Dr. Elena Vasquez, OB-GYN and WomanRx editorial board reviewer, notes: "Women in perimenopause are often surprised to learn that the levonorgestrel IUD they placed for heavy bleeding in their 40s is doing double duty as endometrial protection when we add estradiol for hot flashes. That is not an accident. It is one of the most elegant uses of a device we have in women's health, and it does not interfere with whatever migraine therapy they need at the same time."

Evidence Gaps: What We Do Not Know Yet

Women have been underrepresented in CGRP trials by life-stage subgroup. The Lancet 2021 rimegepant prevention trial enrolled a predominantly female population but did not stratify outcomes by menstrual cycle phase, contraceptive use, or menopausal status. We do not know whether perimenopausal women respond differently to rimegepant than women in their 20s. We do not have human pharmacokinetic data on rimegepant in breast milk. We do not have a formal drug-drug interaction study between LNG-IUS and rimegepant.

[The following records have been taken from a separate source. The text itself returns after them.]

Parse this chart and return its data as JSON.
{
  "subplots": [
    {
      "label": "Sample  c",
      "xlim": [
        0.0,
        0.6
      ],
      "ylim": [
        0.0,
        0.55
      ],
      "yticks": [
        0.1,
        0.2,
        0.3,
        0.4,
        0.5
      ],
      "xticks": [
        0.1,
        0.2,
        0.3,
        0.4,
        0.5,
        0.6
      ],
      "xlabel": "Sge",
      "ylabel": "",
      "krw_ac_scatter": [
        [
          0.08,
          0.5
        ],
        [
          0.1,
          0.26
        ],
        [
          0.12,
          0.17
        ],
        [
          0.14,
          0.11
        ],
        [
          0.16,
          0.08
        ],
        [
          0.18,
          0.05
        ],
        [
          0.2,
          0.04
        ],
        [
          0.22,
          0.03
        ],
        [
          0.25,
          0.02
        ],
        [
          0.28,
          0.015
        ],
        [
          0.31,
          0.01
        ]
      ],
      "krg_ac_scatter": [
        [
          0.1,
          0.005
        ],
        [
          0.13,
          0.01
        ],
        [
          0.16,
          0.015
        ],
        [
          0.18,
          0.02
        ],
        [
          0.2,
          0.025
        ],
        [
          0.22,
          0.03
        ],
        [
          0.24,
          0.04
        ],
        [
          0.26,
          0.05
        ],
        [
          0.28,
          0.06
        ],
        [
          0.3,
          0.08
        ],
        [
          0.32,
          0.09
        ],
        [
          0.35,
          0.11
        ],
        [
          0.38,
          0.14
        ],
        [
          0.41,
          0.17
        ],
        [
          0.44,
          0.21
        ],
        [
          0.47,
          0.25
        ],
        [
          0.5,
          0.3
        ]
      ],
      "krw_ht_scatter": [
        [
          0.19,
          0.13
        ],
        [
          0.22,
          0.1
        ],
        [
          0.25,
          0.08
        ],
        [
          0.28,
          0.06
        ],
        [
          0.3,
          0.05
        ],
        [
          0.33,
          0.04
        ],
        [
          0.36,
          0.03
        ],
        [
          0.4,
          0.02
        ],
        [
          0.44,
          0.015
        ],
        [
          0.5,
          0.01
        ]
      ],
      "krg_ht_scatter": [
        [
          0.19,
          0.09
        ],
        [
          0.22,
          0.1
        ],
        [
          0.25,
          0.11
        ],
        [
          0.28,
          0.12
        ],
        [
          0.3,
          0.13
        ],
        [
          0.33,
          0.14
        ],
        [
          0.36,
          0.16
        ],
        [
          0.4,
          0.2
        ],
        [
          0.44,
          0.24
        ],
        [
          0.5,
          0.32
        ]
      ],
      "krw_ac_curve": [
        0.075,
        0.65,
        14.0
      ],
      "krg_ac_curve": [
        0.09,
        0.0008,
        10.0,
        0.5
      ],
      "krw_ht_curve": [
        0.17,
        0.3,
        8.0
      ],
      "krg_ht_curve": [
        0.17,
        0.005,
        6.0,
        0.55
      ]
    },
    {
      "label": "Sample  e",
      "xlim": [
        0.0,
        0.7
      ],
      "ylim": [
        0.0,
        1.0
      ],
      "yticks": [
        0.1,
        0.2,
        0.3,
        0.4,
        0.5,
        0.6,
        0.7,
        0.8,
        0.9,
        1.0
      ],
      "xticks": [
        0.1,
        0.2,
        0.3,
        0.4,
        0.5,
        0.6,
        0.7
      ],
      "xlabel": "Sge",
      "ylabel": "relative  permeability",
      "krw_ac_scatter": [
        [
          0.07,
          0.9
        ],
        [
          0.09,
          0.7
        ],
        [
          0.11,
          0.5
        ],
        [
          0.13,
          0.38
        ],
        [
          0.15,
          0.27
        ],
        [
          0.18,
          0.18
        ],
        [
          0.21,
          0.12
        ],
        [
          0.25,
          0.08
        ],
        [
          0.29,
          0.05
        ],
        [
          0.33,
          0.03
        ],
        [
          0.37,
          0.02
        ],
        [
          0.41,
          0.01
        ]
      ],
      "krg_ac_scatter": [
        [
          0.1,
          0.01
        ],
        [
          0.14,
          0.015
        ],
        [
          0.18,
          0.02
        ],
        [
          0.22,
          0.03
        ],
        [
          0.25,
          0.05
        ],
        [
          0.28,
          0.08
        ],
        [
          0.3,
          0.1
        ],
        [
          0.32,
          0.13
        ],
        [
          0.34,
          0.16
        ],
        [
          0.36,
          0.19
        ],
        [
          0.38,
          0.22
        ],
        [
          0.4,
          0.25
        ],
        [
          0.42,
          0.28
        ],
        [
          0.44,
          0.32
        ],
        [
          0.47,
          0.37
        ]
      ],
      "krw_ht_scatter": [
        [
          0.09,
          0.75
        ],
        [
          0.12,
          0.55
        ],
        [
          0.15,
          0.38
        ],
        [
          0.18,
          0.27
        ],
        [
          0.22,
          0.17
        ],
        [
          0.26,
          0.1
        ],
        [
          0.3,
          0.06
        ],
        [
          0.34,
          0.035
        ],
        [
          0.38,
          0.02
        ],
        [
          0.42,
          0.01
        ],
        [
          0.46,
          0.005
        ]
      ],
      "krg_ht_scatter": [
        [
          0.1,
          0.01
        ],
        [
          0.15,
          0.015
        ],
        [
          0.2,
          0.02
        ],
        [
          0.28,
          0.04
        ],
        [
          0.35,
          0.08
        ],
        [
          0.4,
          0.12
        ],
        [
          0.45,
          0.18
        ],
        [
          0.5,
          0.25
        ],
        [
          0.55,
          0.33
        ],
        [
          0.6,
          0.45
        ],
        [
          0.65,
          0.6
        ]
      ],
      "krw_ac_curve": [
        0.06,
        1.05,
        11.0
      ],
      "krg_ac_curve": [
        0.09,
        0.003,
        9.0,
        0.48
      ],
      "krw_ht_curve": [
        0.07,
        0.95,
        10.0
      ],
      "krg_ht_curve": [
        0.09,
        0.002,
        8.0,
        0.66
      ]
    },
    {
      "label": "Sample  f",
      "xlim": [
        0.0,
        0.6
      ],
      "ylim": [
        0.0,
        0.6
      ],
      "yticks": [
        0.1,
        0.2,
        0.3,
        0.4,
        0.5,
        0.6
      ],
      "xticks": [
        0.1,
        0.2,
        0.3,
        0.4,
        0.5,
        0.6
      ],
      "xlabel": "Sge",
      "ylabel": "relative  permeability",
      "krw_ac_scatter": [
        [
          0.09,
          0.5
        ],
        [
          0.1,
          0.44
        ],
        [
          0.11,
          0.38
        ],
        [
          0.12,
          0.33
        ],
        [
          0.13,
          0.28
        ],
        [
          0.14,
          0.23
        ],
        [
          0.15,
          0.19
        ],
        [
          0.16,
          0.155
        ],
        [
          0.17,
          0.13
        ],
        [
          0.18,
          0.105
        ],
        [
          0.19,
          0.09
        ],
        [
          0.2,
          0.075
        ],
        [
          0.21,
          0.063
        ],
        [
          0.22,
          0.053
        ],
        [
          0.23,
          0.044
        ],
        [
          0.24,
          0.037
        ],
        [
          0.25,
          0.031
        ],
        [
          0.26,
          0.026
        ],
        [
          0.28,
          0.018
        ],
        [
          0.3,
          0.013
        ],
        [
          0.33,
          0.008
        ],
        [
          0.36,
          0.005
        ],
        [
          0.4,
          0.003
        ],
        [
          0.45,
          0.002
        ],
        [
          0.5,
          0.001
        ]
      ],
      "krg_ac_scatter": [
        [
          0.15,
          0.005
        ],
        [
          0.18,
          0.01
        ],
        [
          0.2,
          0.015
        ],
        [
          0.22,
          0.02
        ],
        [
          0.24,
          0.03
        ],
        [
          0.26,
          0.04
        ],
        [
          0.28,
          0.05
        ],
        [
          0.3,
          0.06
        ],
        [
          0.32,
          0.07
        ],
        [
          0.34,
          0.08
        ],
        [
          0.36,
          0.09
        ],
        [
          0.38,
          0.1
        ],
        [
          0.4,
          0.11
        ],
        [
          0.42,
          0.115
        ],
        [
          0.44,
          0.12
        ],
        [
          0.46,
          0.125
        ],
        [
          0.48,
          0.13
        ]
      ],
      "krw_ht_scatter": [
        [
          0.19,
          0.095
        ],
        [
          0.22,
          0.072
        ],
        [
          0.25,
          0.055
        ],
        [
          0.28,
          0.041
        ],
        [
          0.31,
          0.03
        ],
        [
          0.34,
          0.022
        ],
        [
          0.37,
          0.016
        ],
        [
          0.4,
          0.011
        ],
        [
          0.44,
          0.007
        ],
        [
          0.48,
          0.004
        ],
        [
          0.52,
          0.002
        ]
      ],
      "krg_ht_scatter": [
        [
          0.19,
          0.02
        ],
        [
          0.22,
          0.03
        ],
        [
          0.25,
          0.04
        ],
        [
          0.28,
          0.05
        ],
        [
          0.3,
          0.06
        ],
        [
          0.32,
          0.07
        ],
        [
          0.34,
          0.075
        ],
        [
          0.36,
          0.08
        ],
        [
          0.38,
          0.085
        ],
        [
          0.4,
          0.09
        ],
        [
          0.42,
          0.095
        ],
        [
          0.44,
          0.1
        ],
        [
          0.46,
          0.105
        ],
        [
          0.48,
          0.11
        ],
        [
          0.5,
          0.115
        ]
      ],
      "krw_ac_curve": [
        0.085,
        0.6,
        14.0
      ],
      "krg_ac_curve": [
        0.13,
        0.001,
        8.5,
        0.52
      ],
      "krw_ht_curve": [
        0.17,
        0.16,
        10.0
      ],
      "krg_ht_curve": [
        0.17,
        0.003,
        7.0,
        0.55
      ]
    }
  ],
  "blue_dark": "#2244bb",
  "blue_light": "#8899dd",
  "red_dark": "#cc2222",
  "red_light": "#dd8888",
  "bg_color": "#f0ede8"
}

The LNG-IUD literature is better on life-stage differentiation but has its own gaps. Long-term mood and libido outcomes from contemporary smaller-release devices like Kyleena remain understudied compared to Mirena. Direct comparison of the 52 mg and 19.5 mg devices for endometriosis pain is sparse.

These gaps are worth naming plainly because they affect how much confidence you can have in extrapolated guidance versus directly studied outcomes.

Practical Decision Guide: Questions to Bring to Your Clinician

Before your appointment, it helps to be clear on what you are actually trying to treat. Work through these questions:

1. What is the primary problem: contraception, HMB, dysmenorrhea, migraine prevention, acute migraine rescue, or some combination?
2. Are you currently pregnant, planning pregnancy in the next 6-12 months, or breastfeeding?
3. Have you tried other migraine preventives (topiramate, amitriptyline, beta-blockers, other CGRP-pathway agents like monoclonal antibodies) and why did they not work?
4. Have you tried other HMB or endometriosis treatments before the IUD?
5. Do you have any contraindications to intrauterine devices (uterine anomaly, active PID, history of IUD expulsion)?
6. Are you in perimenopause, and are you currently on or considering systemic estrogen?

Bringing clear answers to these questions lets a clinician match the right tool to the right problem rather than positioning these medications as competitors when they are not.